Die Leute merkten, dass sie verarscht wurden, und fingen an, die Anlage auseinanderzunehmen. Hinter der Bühne explodierten die Wohnwagen“, erinnert sich Glitterhouse-Labelchef Reinhard Holstein, der als Zuschauer dabei war. Wigginghaus war mit der Kohle über alle Berge. Die Bands hatte er nie engagiert.“ (Quelle: festivalguide.de)

Er nahm dann übrigens auch noch die Krautrock-Band „Tibet“ als Promoter unter seine Fittiche. Auf der website von „Tibet“ kann mann dann folgendes über ihn lesen:

„Jürgen Wigginghaus – nachdem Tibet sich aufgelöst hatte, gründete er das Magazin Metal Hammer und veranstaltete größere Konzerte in ganz Deutschland mit METALLICA, IRON MAIDEN u.a… (Westfalenhalle Dortmund, Loreley etc.). Er ging durch sämtliche Höhen und Tiefen des Musikbusiness und musste das Magazin schließlich an die Marquart-Gruppe verkaufen.

Heute ist er Herausgeber des Szenemagazins Nachtflug in Lüdenscheid.“

Neben dem „Metal Hammer“ gründete er dann aber auch diese Zeitschrift und zwar im Jahre 1982. Wirtschaftlich hat er sich dann wohl etwas spekuliert, denn nicht nur die „Musik-Szene“ wurde eingestellt (ich weiss noch nicht, wann das war) und auch vom „Metal Hammer“ musste er sich zurückziehen.

Jürgen Wigginhaus erinnert sich:

„Vor der Gründung von METAL HAMMER besaß ich ein Magazin namens „Musikszene“. Wir stellten Anfang der Achtziger fest, dass die Anzahl der verkauften Hefte immer anstieg, wenn wir Metal-Bands auf der Titelseite des Hefts hatten.

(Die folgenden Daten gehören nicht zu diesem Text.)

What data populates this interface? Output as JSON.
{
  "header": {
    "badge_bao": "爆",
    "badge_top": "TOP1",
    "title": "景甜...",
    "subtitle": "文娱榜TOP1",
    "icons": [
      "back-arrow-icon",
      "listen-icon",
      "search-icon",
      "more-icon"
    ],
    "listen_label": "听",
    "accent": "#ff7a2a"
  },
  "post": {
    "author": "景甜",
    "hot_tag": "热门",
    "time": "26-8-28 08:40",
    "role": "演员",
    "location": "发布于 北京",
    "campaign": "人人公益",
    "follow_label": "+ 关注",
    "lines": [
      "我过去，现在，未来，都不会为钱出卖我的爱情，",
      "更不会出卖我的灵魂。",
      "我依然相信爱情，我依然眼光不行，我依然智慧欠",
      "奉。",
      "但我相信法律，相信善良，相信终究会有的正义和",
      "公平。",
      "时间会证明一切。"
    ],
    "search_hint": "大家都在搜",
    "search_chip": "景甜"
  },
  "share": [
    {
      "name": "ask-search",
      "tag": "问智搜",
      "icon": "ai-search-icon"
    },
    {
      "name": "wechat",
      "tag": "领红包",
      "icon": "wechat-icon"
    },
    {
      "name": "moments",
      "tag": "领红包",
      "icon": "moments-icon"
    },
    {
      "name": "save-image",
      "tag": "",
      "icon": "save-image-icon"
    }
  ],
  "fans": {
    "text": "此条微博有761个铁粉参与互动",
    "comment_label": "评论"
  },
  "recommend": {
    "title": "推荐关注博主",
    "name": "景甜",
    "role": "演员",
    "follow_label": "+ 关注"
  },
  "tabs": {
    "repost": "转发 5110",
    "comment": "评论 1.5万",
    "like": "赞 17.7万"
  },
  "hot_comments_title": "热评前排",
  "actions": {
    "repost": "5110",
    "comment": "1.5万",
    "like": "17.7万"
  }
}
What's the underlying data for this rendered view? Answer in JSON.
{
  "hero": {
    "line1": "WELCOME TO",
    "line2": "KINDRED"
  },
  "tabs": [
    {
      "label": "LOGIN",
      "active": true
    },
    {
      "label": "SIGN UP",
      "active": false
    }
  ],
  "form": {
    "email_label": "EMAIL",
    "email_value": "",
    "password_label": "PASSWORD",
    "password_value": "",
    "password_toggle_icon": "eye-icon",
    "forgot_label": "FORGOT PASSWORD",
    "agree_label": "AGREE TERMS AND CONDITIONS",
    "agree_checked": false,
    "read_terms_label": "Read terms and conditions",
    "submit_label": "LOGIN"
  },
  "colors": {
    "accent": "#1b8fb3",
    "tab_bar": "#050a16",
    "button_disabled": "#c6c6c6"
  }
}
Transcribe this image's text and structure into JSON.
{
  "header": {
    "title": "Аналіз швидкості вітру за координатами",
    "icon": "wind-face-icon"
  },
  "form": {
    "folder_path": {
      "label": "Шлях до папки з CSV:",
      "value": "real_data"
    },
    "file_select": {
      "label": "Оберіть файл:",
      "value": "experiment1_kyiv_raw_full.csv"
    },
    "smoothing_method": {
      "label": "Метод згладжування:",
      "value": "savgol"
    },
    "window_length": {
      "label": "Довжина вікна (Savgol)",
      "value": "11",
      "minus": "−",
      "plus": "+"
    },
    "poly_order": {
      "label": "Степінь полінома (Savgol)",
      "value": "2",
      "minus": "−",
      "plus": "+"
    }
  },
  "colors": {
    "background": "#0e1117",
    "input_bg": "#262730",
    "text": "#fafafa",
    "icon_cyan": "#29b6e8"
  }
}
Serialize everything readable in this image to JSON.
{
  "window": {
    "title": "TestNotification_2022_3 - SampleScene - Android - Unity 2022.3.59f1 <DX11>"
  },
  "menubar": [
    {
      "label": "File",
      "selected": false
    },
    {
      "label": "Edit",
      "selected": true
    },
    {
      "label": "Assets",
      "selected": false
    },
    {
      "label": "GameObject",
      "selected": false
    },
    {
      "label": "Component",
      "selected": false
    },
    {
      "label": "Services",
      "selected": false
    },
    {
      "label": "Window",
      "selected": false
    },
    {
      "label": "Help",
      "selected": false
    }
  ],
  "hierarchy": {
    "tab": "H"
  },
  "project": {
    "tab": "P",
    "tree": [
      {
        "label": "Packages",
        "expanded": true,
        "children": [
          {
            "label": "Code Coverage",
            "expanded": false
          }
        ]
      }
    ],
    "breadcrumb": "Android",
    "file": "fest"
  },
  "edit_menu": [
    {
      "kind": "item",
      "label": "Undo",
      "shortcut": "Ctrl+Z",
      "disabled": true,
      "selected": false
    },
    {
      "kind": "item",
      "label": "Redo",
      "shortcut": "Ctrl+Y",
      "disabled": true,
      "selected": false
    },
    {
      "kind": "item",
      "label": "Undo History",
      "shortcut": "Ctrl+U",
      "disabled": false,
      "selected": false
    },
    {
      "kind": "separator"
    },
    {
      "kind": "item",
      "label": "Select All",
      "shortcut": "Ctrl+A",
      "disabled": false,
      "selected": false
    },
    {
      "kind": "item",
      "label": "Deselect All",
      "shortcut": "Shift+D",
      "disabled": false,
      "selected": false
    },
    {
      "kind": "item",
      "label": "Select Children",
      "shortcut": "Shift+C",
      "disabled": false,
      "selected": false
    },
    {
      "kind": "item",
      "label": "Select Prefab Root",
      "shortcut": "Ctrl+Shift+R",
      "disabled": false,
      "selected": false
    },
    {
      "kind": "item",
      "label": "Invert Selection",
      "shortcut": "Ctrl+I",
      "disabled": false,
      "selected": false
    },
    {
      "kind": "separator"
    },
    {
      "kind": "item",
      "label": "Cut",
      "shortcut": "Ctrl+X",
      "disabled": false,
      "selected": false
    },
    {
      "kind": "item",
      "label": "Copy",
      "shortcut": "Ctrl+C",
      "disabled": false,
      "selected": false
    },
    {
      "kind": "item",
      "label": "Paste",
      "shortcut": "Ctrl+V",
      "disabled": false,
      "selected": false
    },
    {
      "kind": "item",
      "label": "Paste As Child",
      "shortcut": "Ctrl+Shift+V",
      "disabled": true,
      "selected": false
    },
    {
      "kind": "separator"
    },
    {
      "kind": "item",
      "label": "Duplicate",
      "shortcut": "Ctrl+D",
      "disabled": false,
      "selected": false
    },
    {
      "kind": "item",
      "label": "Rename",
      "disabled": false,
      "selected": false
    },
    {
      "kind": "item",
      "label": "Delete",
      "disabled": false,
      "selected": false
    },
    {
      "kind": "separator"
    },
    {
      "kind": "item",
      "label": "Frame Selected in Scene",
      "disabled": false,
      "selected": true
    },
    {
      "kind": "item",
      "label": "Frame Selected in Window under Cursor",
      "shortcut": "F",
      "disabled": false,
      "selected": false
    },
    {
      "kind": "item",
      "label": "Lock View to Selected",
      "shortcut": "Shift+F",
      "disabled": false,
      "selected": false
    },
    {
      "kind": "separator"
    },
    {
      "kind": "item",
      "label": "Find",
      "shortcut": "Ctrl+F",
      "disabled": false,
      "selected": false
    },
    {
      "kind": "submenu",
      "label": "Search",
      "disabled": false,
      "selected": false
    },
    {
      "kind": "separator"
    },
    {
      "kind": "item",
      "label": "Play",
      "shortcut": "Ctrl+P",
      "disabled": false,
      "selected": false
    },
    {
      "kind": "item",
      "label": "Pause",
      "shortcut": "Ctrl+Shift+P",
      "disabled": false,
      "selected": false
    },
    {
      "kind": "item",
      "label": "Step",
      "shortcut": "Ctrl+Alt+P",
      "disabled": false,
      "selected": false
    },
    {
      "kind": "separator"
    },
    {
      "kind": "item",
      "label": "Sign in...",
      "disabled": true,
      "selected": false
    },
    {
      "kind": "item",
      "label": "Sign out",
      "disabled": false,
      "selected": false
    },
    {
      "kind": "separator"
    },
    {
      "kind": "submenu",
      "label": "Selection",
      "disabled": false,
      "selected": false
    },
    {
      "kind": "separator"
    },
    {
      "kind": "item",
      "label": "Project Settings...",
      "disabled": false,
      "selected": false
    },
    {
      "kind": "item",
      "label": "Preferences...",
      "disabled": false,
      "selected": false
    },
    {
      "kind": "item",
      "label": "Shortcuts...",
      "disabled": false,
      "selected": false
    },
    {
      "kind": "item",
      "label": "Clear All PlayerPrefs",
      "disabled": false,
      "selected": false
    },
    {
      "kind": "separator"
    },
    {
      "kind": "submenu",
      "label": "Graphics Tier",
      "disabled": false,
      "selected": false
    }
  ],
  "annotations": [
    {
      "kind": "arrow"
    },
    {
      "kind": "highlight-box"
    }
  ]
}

Mein größter Fehler war, dass ich damals nicht „Musikszene“ eingestellt und mich ausschließlich auf den METAL HAMMER konzentriert habe.“ (metal-hammer.de)

Elias Fröhlich (2012)

Elias Fröhlich (2012)

Chefredakteur Elias Fröhlich kam aus der Schweiz,, hatte dort bei der Zeitschrift Pop gearbeitet und zählt ganz sicher zu den beständigsten deutschsprachigen Musikjournalisten (ein Portrait von ihm liegt dieser Präsentation bei).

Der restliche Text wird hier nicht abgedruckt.